Christian Peeters, Laboratoire d'Ecologie, Université Paris 6/CNRS, 7 quai Saint Bernard, Paris, 75005, France

Winged queens are inferred to be ancestral in ants, and they occur in a majority of species. Yet in a significant number of taxa belonging to almost all the subfamilies, winged queens have been completely replaced by wingless reproductives. These are either morphologically distinct from the worker caste (i.e. ‘ergatoid queens’ or ‘intermorphs’, combining queen and worker traits in external morphology and reproductive organs), or workers that mate and reproduce (i.e. ‘gamergates’, mostly restricted to poneromorph species). Only winged queens can start new colonies independently, and their absence in a species always implies that there has been a permanent switch to colony fission. Fission occurs together with independent foundation in only few species, and winged queens are then retained. Obligate fission is a derived strategy in which the reproductive(s) depend totally on workers; there is no solitary stage. Since all ants have wingless workers, fission is synonymous with short-range dispersal on foot and thus producing winged queens no longer brings benefits for fission.
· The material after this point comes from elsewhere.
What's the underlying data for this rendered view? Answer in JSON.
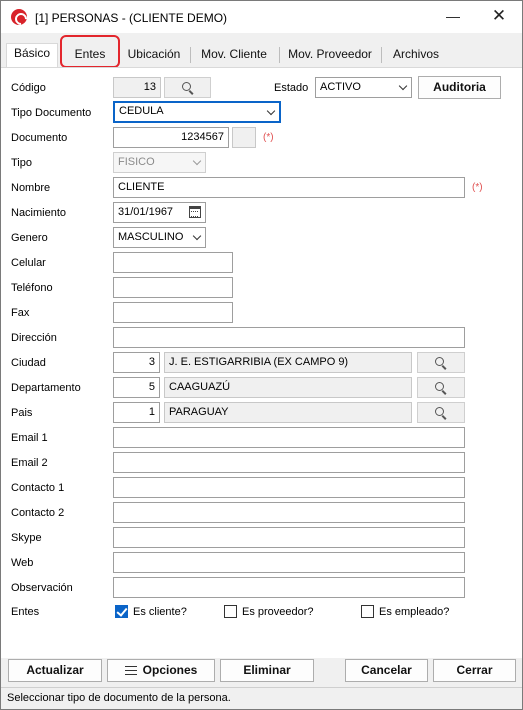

Accordingly, colony-level reproductive investment changes, and the caste system can be modified. The recent multi-gene phylogeny (Moreau et al. 2006; Ward, Brady, Fisher & Schultz in prep.) is used as a framework to discuss the repeated evolutionary replacement of winged queens by wingless reproductives. Two distinct patterns in colonial investment are revealed. In some species, dedicated wingless reproductives are produced in very small numbers, and they are highly dimorphic in army ants. In other species, substantial numbers of reproductively competent individuals are produced, but most remain sterile and function as laborers together with the workers. This is akin to the gamergate strategy since individuals that fail to reproduce can benefit the colony. What is common to all species with wingless reproductives are adaptations for the success of colony fission, about which there are little empirical data.